Mast cells are present in most tissues in the vicinity of blood vessels, and are especially prominent near the boundaries between the outside world and the internal milieu, such as the skin, mucosa of the lungs and digestive tract, as well as in the mouth, conjunctiva and nose.
Mast cells express a high-affinity receptor (FcεRI) for the Fc region of IgE, the least-abundant member of the antibodies. This receptor is of such high affinity that binding of IgE molecules is essentially irreversible. As a result, mast cells are coated with IgE. IgE is produced by B-cells (the antibody-producing cells of the immune system). IgE molecules, like all antibodies, are specific to one particular antigen.
In allergic reactions, mast cells remain inactive until an allergen binds to IgE already in association with the cell (see above). Other membrane activation events can either prime mast cells for subsequent degranulation or can act in synergy with FceRI signal transduction. Allergens are generally proteins or polysaccharides. The allergen binds to the antigen-binding sites, which are situated on the variable regions of the IgE molecules bound to the mast cell surface. It appears that binding of two or more IgE molecules (cross-linking) is required to activate the mast cell. The clustering of the intracellular domains of the cell-bound Fc receptors, which are associated with the cross-linked IgE molecules, causes a complex sequence of reactions inside the mast cell that lead to its activation. Although this reaction is most well understood in terms of allergy, it appears to have evolved as a defense system against intestinal worm infestations (tapeworms, etc).
The molecules thus released into the extracellular environment include:
Histamine dilates post capillary venules, activates the endothelium, and increases blood vessel permeability. This leads to local edema (swelling), warmth, redness, and the attraction of other inflammatory cells to the site of release.

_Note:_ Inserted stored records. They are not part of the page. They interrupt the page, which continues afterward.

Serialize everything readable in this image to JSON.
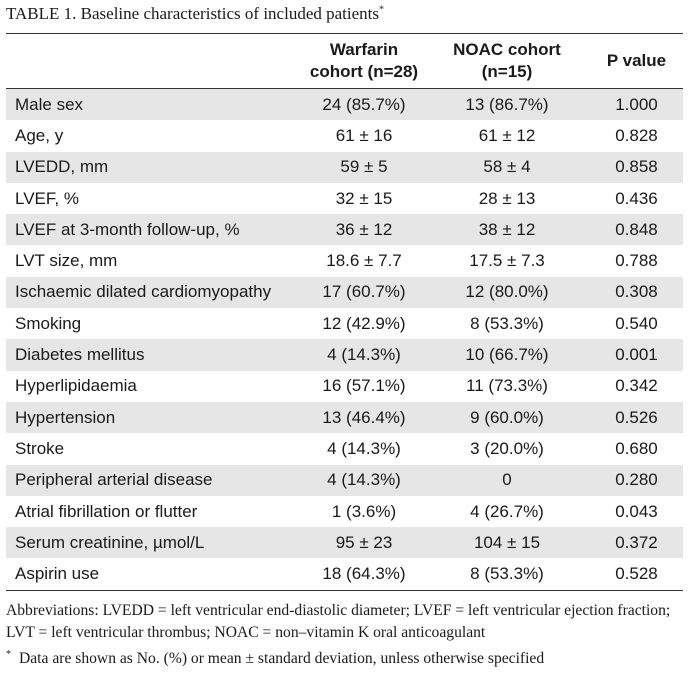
{
  "title": {
    "text": "TABLE 1.  Baseline characteristics of included patients",
    "marker": "*"
  },
  "table": {
    "headers": {
      "characteristic": "",
      "warfarin_line1": "Warfarin",
      "warfarin_line2": "cohort (n=28)",
      "noac_line1": "NOAC cohort",
      "noac_line2": "(n=15)",
      "pvalue": "P value"
    },
    "rows": [
      {
        "label": "Male sex",
        "warfarin": "24 (85.7%)",
        "noac": "13 (86.7%)",
        "p": "1.000"
      },
      {
        "label": "Age, y",
        "warfarin": "61 ± 16",
        "noac": "61 ± 12",
        "p": "0.828"
      },
      {
        "label": "LVEDD, mm",
        "warfarin": "59 ± 5",
        "noac": "58 ± 4",
        "p": "0.858"
      },
      {
        "label": "LVEF, %",
        "warfarin": "32 ± 15",
        "noac": "28 ± 13",
        "p": "0.436"
      },
      {
        "label": "LVEF at 3-month follow-up, %",
        "warfarin": "36 ± 12",
        "noac": "38 ± 12",
        "p": "0.848"
      },
      {
        "label": "LVT size, mm",
        "warfarin": "18.6 ± 7.7",
        "noac": "17.5 ± 7.3",
        "p": "0.788"
      },
      {
        "label": "Ischaemic dilated cardiomyopathy",
        "warfarin": "17 (60.7%)",
        "noac": "12 (80.0%)",
        "p": "0.308"
      },
      {
        "label": "Smoking",
        "warfarin": "12 (42.9%)",
        "noac": "8 (53.3%)",
        "p": "0.540"
      },
      {
        "label": "Diabetes mellitus",
        "warfarin": "4 (14.3%)",
        "noac": "10 (66.7%)",
        "p": "0.001"
      },
      {
        "label": "Hyperlipidaemia",
        "warfarin": "16 (57.1%)",
        "noac": "11 (73.3%)",
        "p": "0.342"
      },
      {
        "label": "Hypertension",
        "warfarin": "13 (46.4%)",
        "noac": "9 (60.0%)",
        "p": "0.526"
      },
      {
        "label": "Stroke",
        "warfarin": "4 (14.3%)",
        "noac": "3 (20.0%)",
        "p": "0.680"
      },
      {
        "label": "Peripheral arterial disease",
        "warfarin": "4 (14.3%)",
        "noac": "0",
        "p": "0.280"
      },
      {
        "label": "Atrial fibrillation or flutter",
        "warfarin": "1 (3.6%)",
        "noac": "4 (26.7%)",
        "p": "0.043"
      },
      {
        "label": "Serum creatinine, µmol/L",
        "warfarin": "95 ± 23",
        "noac": "104 ± 15",
        "p": "0.372"
      },
      {
        "label": "Aspirin use",
        "warfarin": "18 (64.3%)",
        "noac": "8 (53.3%)",
        "p": "0.528"
      }
    ]
  },
  "notes": {
    "abbreviations": "Abbreviations: LVEDD = left ventricular end-diastolic diameter; LVEF = left ventricular ejection fraction; LVT = left ventricular thrombus; NOAC = non–vitamin K oral anticoagulant",
    "footnote_marker": "*",
    "footnote": "Data are shown as No. (%) or mean ± standard deviation, unless otherwise specified"
  }
}
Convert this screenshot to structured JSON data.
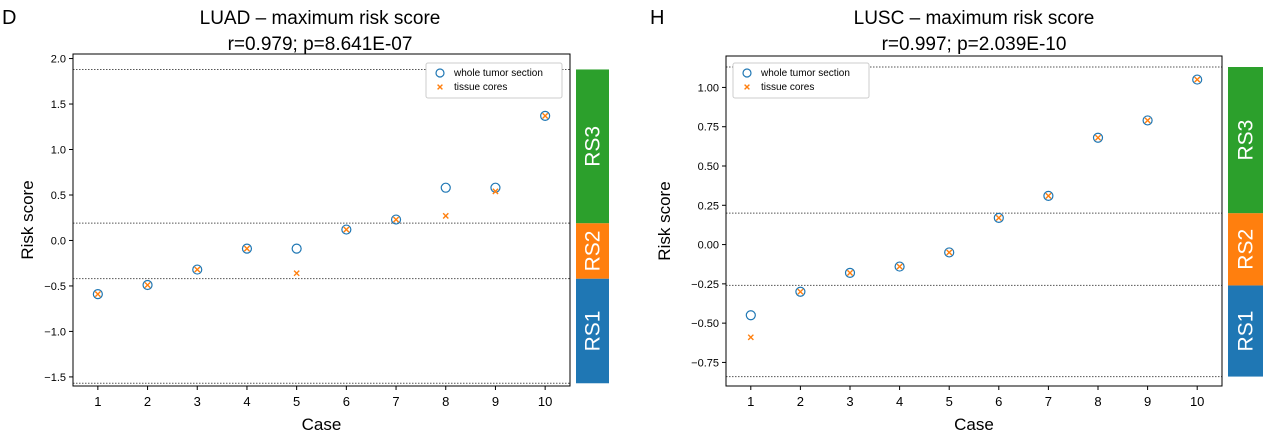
{
  "colors": {
    "whole_tumor": "#1f77b4",
    "tissue_cores": "#ff7f0e",
    "RS1": "#1f77b4",
    "RS2": "#ff7f0e",
    "RS3": "#2ca02c"
  },
  "chart_data": [
    {
      "type": "scatter",
      "panel_letter": "D",
      "title": "LUAD – maximum risk score",
      "subtitle": "r=0.979; p=8.641E-07",
      "xlabel": "Case",
      "ylabel": "Risk score",
      "xlim": [
        0.5,
        10.5
      ],
      "ylim": [
        -1.6,
        2.05
      ],
      "x": [
        1,
        2,
        3,
        4,
        5,
        6,
        7,
        8,
        9,
        10
      ],
      "yticks": [
        -1.5,
        -1.0,
        -0.5,
        0.0,
        0.5,
        1.0,
        1.5,
        2.0
      ],
      "ytick_labels": [
        "−1.5",
        "−1.0",
        "−0.5",
        "0.0",
        "0.5",
        "1.0",
        "1.5",
        "2.0"
      ],
      "legend": [
        "whole tumor section",
        "tissue cores"
      ],
      "legend_position": "top-right",
      "series": [
        {
          "name": "whole tumor section",
          "marker": "open-circle",
          "values": [
            -0.59,
            -0.49,
            -0.32,
            -0.09,
            -0.09,
            0.12,
            0.23,
            0.58,
            0.58,
            1.37
          ]
        },
        {
          "name": "tissue cores",
          "marker": "x",
          "values": [
            -0.59,
            -0.49,
            -0.32,
            -0.09,
            -0.36,
            0.12,
            0.23,
            0.27,
            0.54,
            1.37
          ]
        }
      ],
      "thresholds": [
        -1.57,
        -0.42,
        0.19,
        1.88
      ],
      "bands": [
        {
          "label": "RS1",
          "from": -1.57,
          "to": -0.42,
          "color": "#1f77b4"
        },
        {
          "label": "RS2",
          "from": -0.42,
          "to": 0.19,
          "color": "#ff7f0e"
        },
        {
          "label": "RS3",
          "from": 0.19,
          "to": 1.88,
          "color": "#2ca02c"
        }
      ]
    },
    {
      "type": "scatter",
      "panel_letter": "H",
      "title": "LUSC – maximum risk score",
      "subtitle": "r=0.997; p=2.039E-10",
      "xlabel": "Case",
      "ylabel": "Risk score",
      "xlim": [
        0.5,
        10.5
      ],
      "ylim": [
        -0.9,
        1.2
      ],
      "x": [
        1,
        2,
        3,
        4,
        5,
        6,
        7,
        8,
        9,
        10
      ],
      "yticks": [
        -0.75,
        -0.5,
        -0.25,
        0.0,
        0.25,
        0.5,
        0.75,
        1.0
      ],
      "ytick_labels": [
        "−0.75",
        "−0.50",
        "−0.25",
        "0.00",
        "0.25",
        "0.50",
        "0.75",
        "1.00"
      ],
      "legend": [
        "whole tumor section",
        "tissue cores"
      ],
      "legend_position": "top-left",
      "series": [
        {
          "name": "whole tumor section",
          "marker": "open-circle",
          "values": [
            -0.45,
            -0.3,
            -0.18,
            -0.14,
            -0.05,
            0.17,
            0.31,
            0.68,
            0.79,
            1.05
          ]
        },
        {
          "name": "tissue cores",
          "marker": "x",
          "values": [
            -0.59,
            -0.3,
            -0.18,
            -0.14,
            -0.05,
            0.17,
            0.31,
            0.68,
            0.79,
            1.05
          ]
        }
      ],
      "thresholds": [
        -0.84,
        -0.26,
        0.2,
        1.13
      ],
      "bands": [
        {
          "label": "RS1",
          "from": -0.84,
          "to": -0.26,
          "color": "#1f77b4"
        },
        {
          "label": "RS2",
          "from": -0.26,
          "to": 0.2,
          "color": "#ff7f0e"
        },
        {
          "label": "RS3",
          "from": 0.2,
          "to": 1.13,
          "color": "#2ca02c"
        }
      ]
    }
  ]
}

It also irritates nerve endings (leading to itching or pain). Cutaneous signs of histamine release are the "flare and wheal"-reaction. The bump and redness immediately following a mosquito bite are a good example of this reaction, which occurs seconds after challenge of the mast cell by an allergen.
The other physiologic activities of mast cells are much less well-understood. Several lines of evidence suggest that mast cells may have a fairly fundamental role in innate immunity – they are capable of elaborating a vast array of important cytokines and other inflammatory mediators, they express multiple "pattern recognition receptors" thought to be involved in recognizing broad classes of pathogens, and mice without mast cells seem to be much more susceptible to a variety of infections.
Mast cell granules carry a variety of bioactive chemicals. These granules have been found to be transferred to adjacent cells of the immune system and neurons via transgranulation via their pseudopodia.